El confeti electoral se ha disipado, las promesas se han guardado en el cajón del olvido y, como en un bucle infinito, nos encontramos exactamente donde empezamos. Las urnas hablaron, sí, pero su veredicto fue un eco familiar: los mismos rostros, las mismas promesas, los mismos empresarios de siempre. Y uno no puede evitar preguntarse, con una mezcla de resignación y escepticismo, ¿acaso estamos condenados a repetir la historia electoral una y otra vez?
Las elecciones pasaron, y el “cambio” prometido se reveló como un espejismo. Los empresarios, esos expertos en eficiencia financiera que prometieron transformar el país en una corporación funcional, volvieron a ganar. Su discurso de “yo sí sé cómo se maneja esto” resonó en los oídos de un electorado cansado de la ineficiencia, pero ansioso de “seguridad”. Olvidamos, una vez más, que la gestión pública no es un simple balance contable, sino un entramado complejo de necesidades humanas, justicia social y equidad. Pero, ¡qué importa! El brillo del éxito empresarial volvió a deslumbrar.
Y luego están “los de siempre”, esos políticos que parecen tener raíces en el mismísimo asfalto de nuestras calles. Sus nombres son tan familiares como el del panadero de la esquina. Conocemos sus trucos, sus discursos prefabricados y sus promesas que se desvanecen como humo. El “más vale malo conocido...” se convirtió en nuestro mantra electoral, una especie de resignación disfrazada de pragmatismo. Preferimos la decepción conocida a la incertidumbre de lo nuevo, aunque lo nuevo prometa mejores condiciones.
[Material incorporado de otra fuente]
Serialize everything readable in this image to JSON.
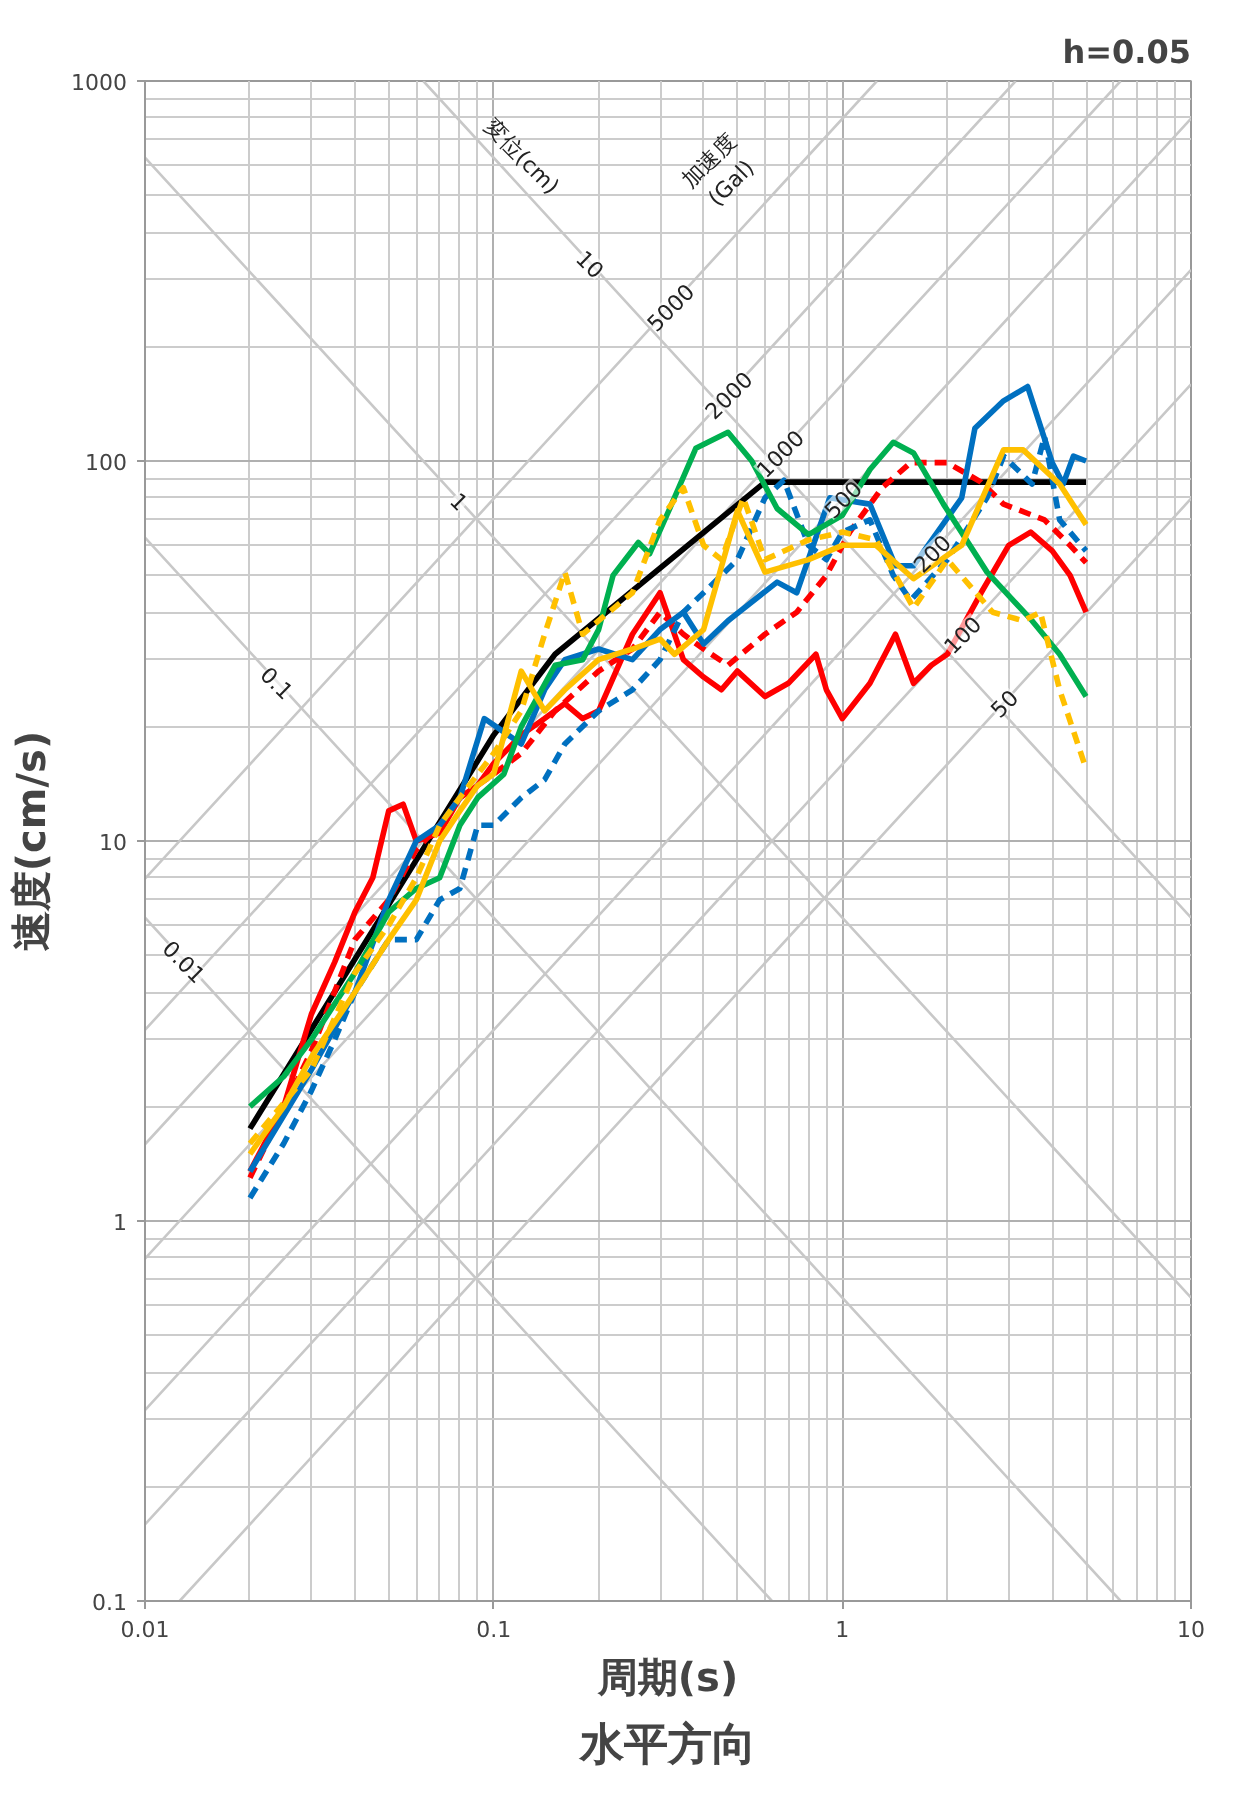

El mesianismo, ese virus electoral que nos hace creer en salvadores individuales, volvió a hacer estragos. Buscamos líderes que nos liberen de nuestros problemas, en lugar de soluciones colectivas y participativas. Y, como espectadores seducidos por el carisma y las promesas grandilocuentes, optamos por el entusiasmo sin análisis, sin examinar a fondo el historial ni las propuestas.
Nuestra amnesia colectiva, esa extraña capacidad para olvidar los escándalos y las promesas incumplidas, jugó su papel estelar. Cada elección parece un borrón y cuenta nueva, una oportunidad para volver a creer en los mismos actores que nos defraudaron. Es como ver una serie repetida, sabiendo el final, pero esperando ingenuamente que esta vez sea distinto.
Y así, una vez más, nos encontramos con el mismo resultado. El déjà vu electoral nos golpea con fuerza, recordándonos que el cambio no llega por arte de magia, sino con conciencia crítica y participación activa. Pero, ¿quién tiene tiempo para eso cuando la telenovela de la política es tan entretenida?
Quizá, en el fondo, esta repetición revela una profunda inseguridad social. Nos aferramos a lo conocido, a la imagen del “que sabe” o al confort de la familiaridad, por miedo a lo incierto. Es un temor comprensible, pero que puede condenarnos a repetir errores.
Así que, mientras observamos el mismo panorama político de siempre, con los mismos empresarios y políticos de siempre, tal vez valga la pena reflexionar sobre nuestra propia responsabilidad en este ciclo. Porque, al final, el déjà vu electoral no es un destino inevitable, sino una elección que hacemos una y otra vez.
Y el título... quizás deberíamos llamarlo: “Crónica de un error anunciado (y repetido)”.